– Ну уж Петербург, признаюсь! – говорит довольно округлый дворянин другому, сидящему с ним рядом на скамейке, менее округлому дворянину, который в ответ язвительно кривит рот и пожимает плечами.
– Ведь это, знаете… ведь это просто… Позвольте спросить, как имя и отчество?
– Владимир Ильич.
– Ведь это просто, Владимир Ильич… просто какое-то бесчеловечие! Лед-с, лед! Везде лед! Я к этому не привык, и я поражен! Никто тебя не замечает! Ведь решительно не замечает! Словно тебя нет.
– Меркантильный дух!
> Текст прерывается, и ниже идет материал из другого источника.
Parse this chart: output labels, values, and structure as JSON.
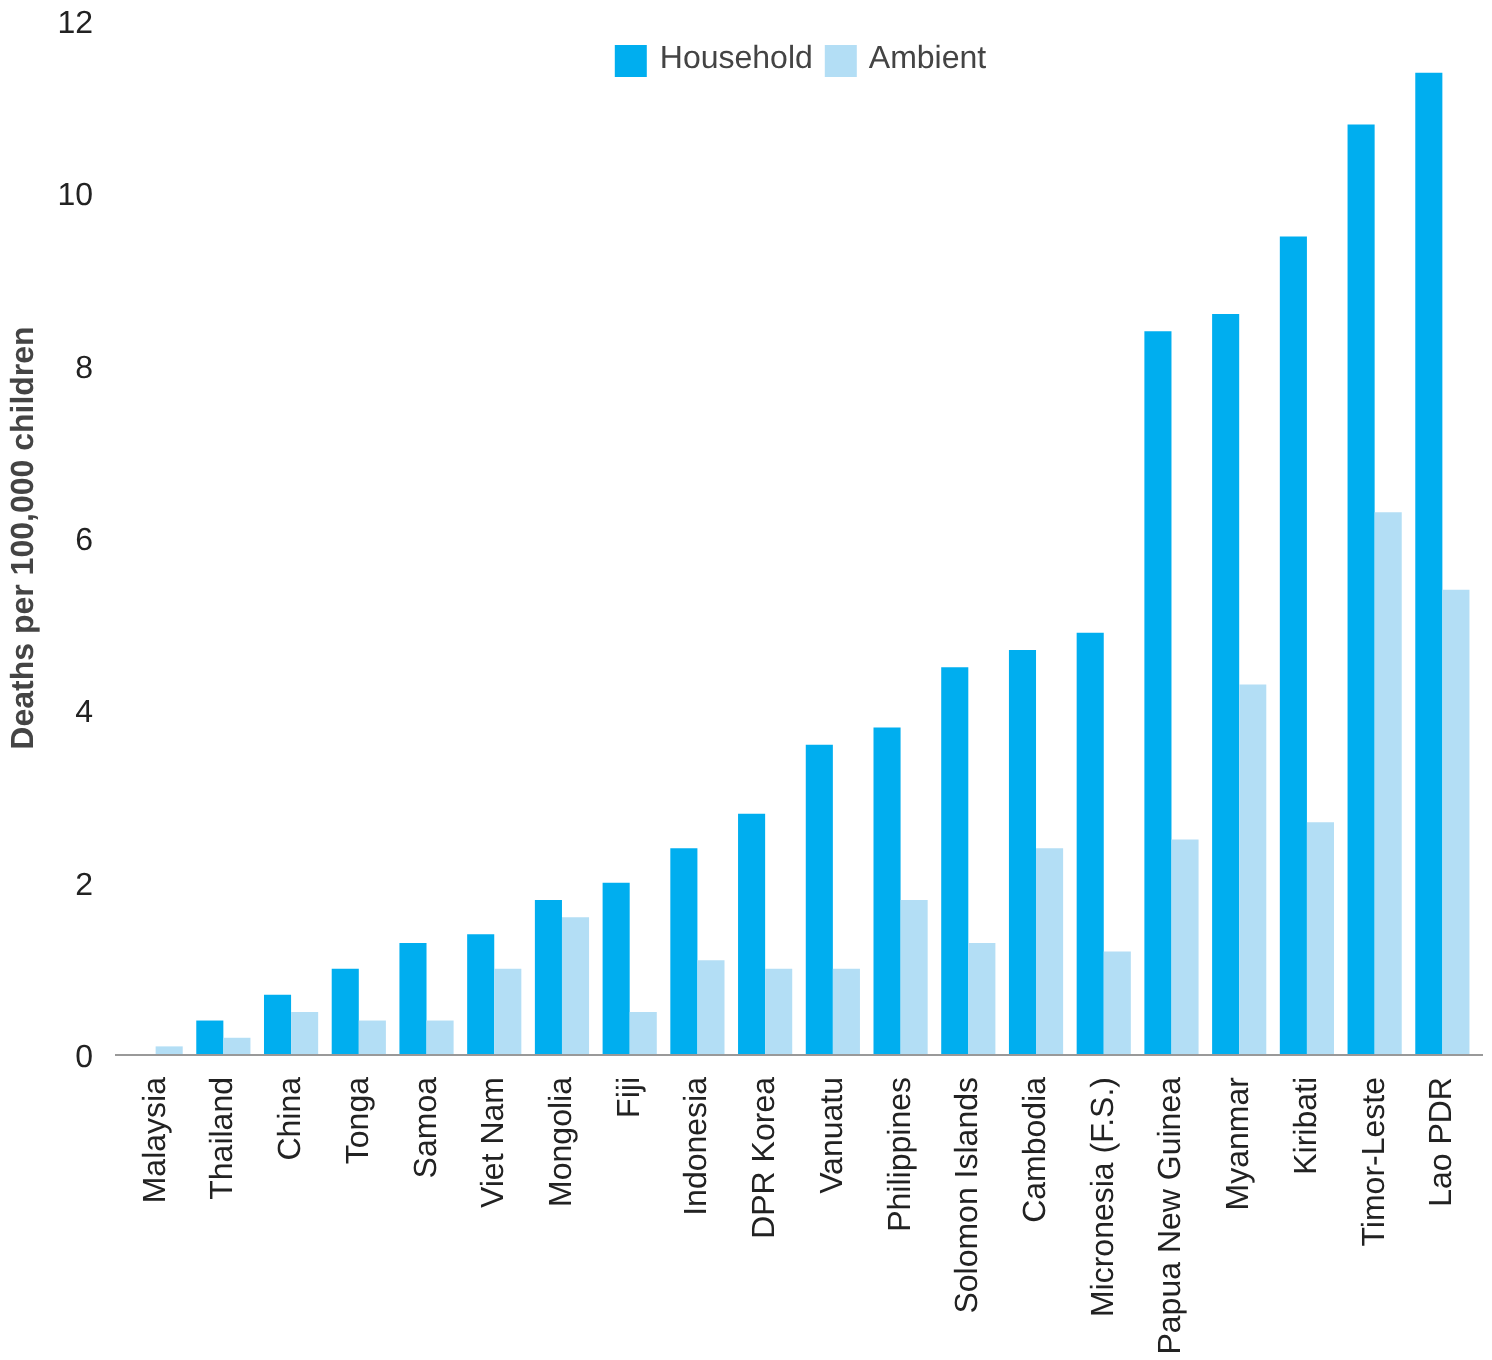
{
  "chart_data": {
    "type": "bar",
    "ylabel": "Deaths per 100,000 children",
    "categories": [
      "Malaysia",
      "Thailand",
      "China",
      "Tonga",
      "Samoa",
      "Viet Nam",
      "Mongolia",
      "Fiji",
      "Indonesia",
      "DPR Korea",
      "Vanuatu",
      "Philippines",
      "Solomon Islands",
      "Cambodia",
      "Micronesia (F.S.)",
      "Papua New Guinea",
      "Myanmar",
      "Kiribati",
      "Timor-Leste",
      "Lao PDR"
    ],
    "series": [
      {
        "name": "Household",
        "color": "#00aeef",
        "values": [
          0.0,
          0.4,
          0.7,
          1.0,
          1.3,
          1.4,
          1.8,
          2.0,
          2.4,
          2.8,
          3.6,
          3.8,
          4.5,
          4.7,
          4.9,
          8.4,
          8.6,
          9.5,
          10.8,
          11.4
        ]
      },
      {
        "name": "Ambient",
        "color": "#b3def5",
        "values": [
          0.1,
          0.2,
          0.5,
          0.4,
          0.4,
          1.0,
          1.6,
          0.5,
          1.1,
          1.0,
          1.0,
          1.8,
          1.3,
          2.4,
          1.2,
          2.5,
          4.3,
          2.7,
          6.3,
          5.4
        ]
      }
    ],
    "ylim": [
      0,
      12
    ],
    "yticks": [
      0,
      2,
      4,
      6,
      8,
      10,
      12
    ],
    "grid": false,
    "legend": "top"
  }
}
Здесь важны туго набитые карманы, а не человек! – с прежней язвительностью замечает Владимир Ильич.
Третий дворянин, в мрачном расположении духа сидящий на соседней скамейке, перегибается в сторону разговаривающих и вмешивается в разговор:
– Люди, можно сказать, мельчают, вырождаются в таких центрах, как Петербург. Постоянно поглощенные мелкими заботами, они не имеют досуга углубиться внутрь себя, обозреть свой внутренний мир и сосредоточиться на задаче жизни.
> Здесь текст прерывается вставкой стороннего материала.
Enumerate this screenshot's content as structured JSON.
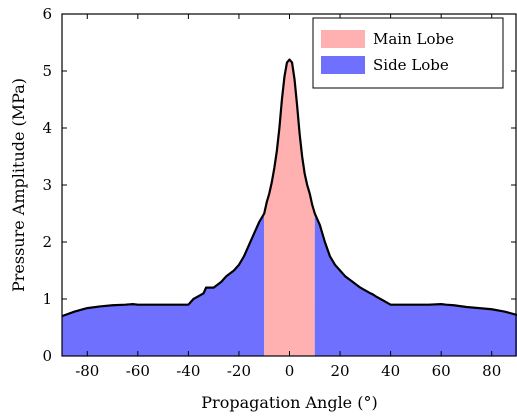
{
  "chart_data": {
    "type": "area",
    "title": "",
    "xlabel": "Propagation Angle (°)",
    "ylabel": "Pressure Amplitude (MPa)",
    "xlim": [
      -90,
      90
    ],
    "ylim": [
      0,
      6
    ],
    "xticks": [
      -80,
      -60,
      -40,
      -20,
      0,
      20,
      40,
      60,
      80
    ],
    "yticks": [
      0,
      1,
      2,
      3,
      4,
      5,
      6
    ],
    "grid": false,
    "legend_position": "top-right",
    "main_lobe_range": [
      -10,
      10
    ],
    "series": [
      {
        "name": "Main Lobe",
        "color": "#ffb0b0"
      },
      {
        "name": "Side Lobe",
        "color": "#7070ff"
      }
    ],
    "curve_color": "#000000",
    "curve": {
      "x": [
        -90,
        -85,
        -80,
        -75,
        -70,
        -65,
        -62,
        -60,
        -55,
        -50,
        -45,
        -40,
        -38,
        -36,
        -34,
        -33,
        -32,
        -30,
        -27,
        -25,
        -22,
        -20,
        -18,
        -16,
        -14,
        -12,
        -10,
        -9,
        -8,
        -7,
        -6,
        -5,
        -4,
        -3,
        -2,
        -1,
        0,
        1,
        2,
        3,
        4,
        5,
        6,
        7,
        8,
        9,
        10,
        12,
        14,
        16,
        18,
        20,
        22,
        25,
        28,
        30,
        32,
        33,
        34,
        36,
        38,
        40,
        45,
        50,
        55,
        60,
        62,
        65,
        70,
        75,
        80,
        85,
        90
      ],
      "y": [
        0.7,
        0.78,
        0.84,
        0.87,
        0.89,
        0.9,
        0.91,
        0.9,
        0.9,
        0.9,
        0.9,
        0.9,
        1.0,
        1.05,
        1.1,
        1.2,
        1.2,
        1.2,
        1.3,
        1.4,
        1.5,
        1.6,
        1.75,
        1.95,
        2.15,
        2.35,
        2.5,
        2.7,
        2.85,
        3.05,
        3.3,
        3.6,
        4.0,
        4.5,
        4.9,
        5.15,
        5.2,
        5.15,
        4.85,
        4.4,
        3.9,
        3.5,
        3.2,
        3.0,
        2.85,
        2.65,
        2.5,
        2.3,
        2.0,
        1.75,
        1.6,
        1.5,
        1.4,
        1.3,
        1.2,
        1.15,
        1.1,
        1.08,
        1.05,
        1.0,
        0.95,
        0.9,
        0.9,
        0.9,
        0.9,
        0.91,
        0.9,
        0.89,
        0.86,
        0.84,
        0.82,
        0.78,
        0.72
      ]
    }
  }
}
Он говорит это плавно, протяжно, выдержанно, останавливаясь на запятых и точках, и тем благосклонным, но не допускающим возражений тоном, каким часто говорят привыкшие к почтительным слушателям магнаты-помещики. Он не говорит, а, так сказать, «глаголет».
Дворяне, к которым он обратился, по его манере глаголать тотчас же догадываются, что он немалая птица, и несколько торопливым хором бормочут:
– Да. да!. мельчают… вырождаются…
Наступает молчание и длится несколько минут.
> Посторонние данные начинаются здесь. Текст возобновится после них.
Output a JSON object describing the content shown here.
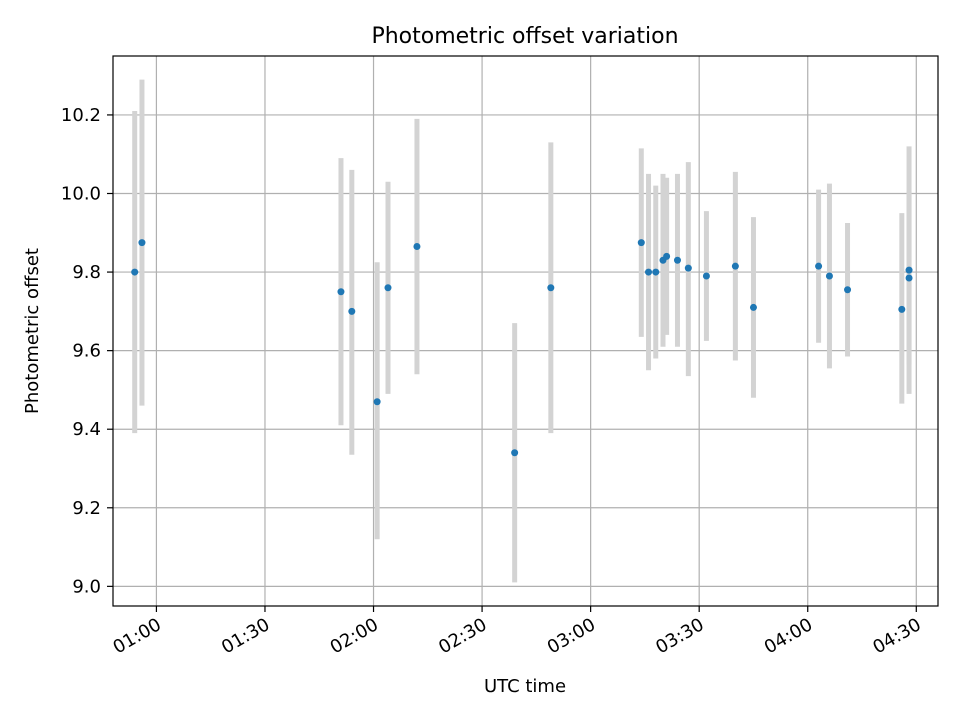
{
  "chart_data": {
    "type": "scatter",
    "title": "Photometric offset variation",
    "xlabel": "UTC time",
    "ylabel": "Photometric offset",
    "x_tick_labels": [
      "01:00",
      "01:30",
      "02:00",
      "02:30",
      "03:00",
      "03:30",
      "04:00",
      "04:30"
    ],
    "x_tick_times": [
      "01:00",
      "01:30",
      "02:00",
      "02:30",
      "03:00",
      "03:30",
      "04:00",
      "04:30"
    ],
    "y_tick_labels": [
      "9.0",
      "9.2",
      "9.4",
      "9.6",
      "9.8",
      "10.0",
      "10.2"
    ],
    "y_tick_values": [
      9.0,
      9.2,
      9.4,
      9.6,
      9.8,
      10.0,
      10.2
    ],
    "xlim": [
      "00:48",
      "04:36"
    ],
    "ylim": [
      8.95,
      10.35
    ],
    "grid": true,
    "colors": {
      "points": "#1f77b4",
      "errorbars": "#d3d3d3",
      "grid": "#b0b0b0"
    },
    "points": [
      {
        "x": "00:54",
        "y": 9.8,
        "ylow": 9.39,
        "yhigh": 10.21
      },
      {
        "x": "00:56",
        "y": 9.875,
        "ylow": 9.46,
        "yhigh": 10.29
      },
      {
        "x": "01:51",
        "y": 9.75,
        "ylow": 9.41,
        "yhigh": 10.09
      },
      {
        "x": "01:54",
        "y": 9.7,
        "ylow": 9.335,
        "yhigh": 10.06
      },
      {
        "x": "02:01",
        "y": 9.47,
        "ylow": 9.12,
        "yhigh": 9.825
      },
      {
        "x": "02:04",
        "y": 9.76,
        "ylow": 9.49,
        "yhigh": 10.03
      },
      {
        "x": "02:12",
        "y": 9.865,
        "ylow": 9.54,
        "yhigh": 10.19
      },
      {
        "x": "02:39",
        "y": 9.34,
        "ylow": 9.01,
        "yhigh": 9.67
      },
      {
        "x": "02:49",
        "y": 9.76,
        "ylow": 9.39,
        "yhigh": 10.13
      },
      {
        "x": "03:14",
        "y": 9.875,
        "ylow": 9.635,
        "yhigh": 10.115
      },
      {
        "x": "03:16",
        "y": 9.8,
        "ylow": 9.55,
        "yhigh": 10.05
      },
      {
        "x": "03:18",
        "y": 9.8,
        "ylow": 9.58,
        "yhigh": 10.02
      },
      {
        "x": "03:20",
        "y": 9.83,
        "ylow": 9.61,
        "yhigh": 10.05
      },
      {
        "x": "03:21",
        "y": 9.84,
        "ylow": 9.64,
        "yhigh": 10.04
      },
      {
        "x": "03:24",
        "y": 9.83,
        "ylow": 9.61,
        "yhigh": 10.05
      },
      {
        "x": "03:27",
        "y": 9.81,
        "ylow": 9.535,
        "yhigh": 10.08
      },
      {
        "x": "03:32",
        "y": 9.79,
        "ylow": 9.625,
        "yhigh": 9.955
      },
      {
        "x": "03:40",
        "y": 9.815,
        "ylow": 9.575,
        "yhigh": 10.055
      },
      {
        "x": "03:45",
        "y": 9.71,
        "ylow": 9.48,
        "yhigh": 9.94
      },
      {
        "x": "04:03",
        "y": 9.815,
        "ylow": 9.62,
        "yhigh": 10.01
      },
      {
        "x": "04:06",
        "y": 9.79,
        "ylow": 9.555,
        "yhigh": 10.025
      },
      {
        "x": "04:11",
        "y": 9.755,
        "ylow": 9.585,
        "yhigh": 9.925
      },
      {
        "x": "04:26",
        "y": 9.705,
        "ylow": 9.465,
        "yhigh": 9.95
      },
      {
        "x": "04:28",
        "y": 9.805,
        "ylow": 9.49,
        "yhigh": 10.12
      },
      {
        "x": "04:28",
        "y": 9.785,
        "ylow": 9.565,
        "yhigh": 10.005
      }
    ]
  }
}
Вбегают три иногородние путешественницы. Они одеты по последней петербургской моде, но, с непривычки, все на них топырится. Они беспрестанно обдергиваются. Шляпки у них несколько на сторону, глаза округлились до последней невозможности, дыхание прерывается. Они то мечутся из стороны в сторону, то толкутся на одном месте.
– Ах! – вскрикивает вдруг, точно уколотая иголкою, одна из них. – Где мой палевый платочек? Куда я его заложила? Ах! я его, верно, забыла там, на окне в гостинице! Поль, Поль, Поль! ты не видал его там?
– Кого? Кого? – тревожно спрашивает подбежавший с узлами Поль.
– Варя, ты не видала? Лиза, ты не видала? Ах! надо поглядеть, нет ли где… Ах, боже мой!
И все три путешественницы торопливо отпирают мешки и принимаются судорожно в них ворочаться, пока восклицание «вот он!» не кладет конца этому мучительному занятию.
Поль отходит несколько в сторону и тоже начинает проверять свой дорожный мешок и сумку.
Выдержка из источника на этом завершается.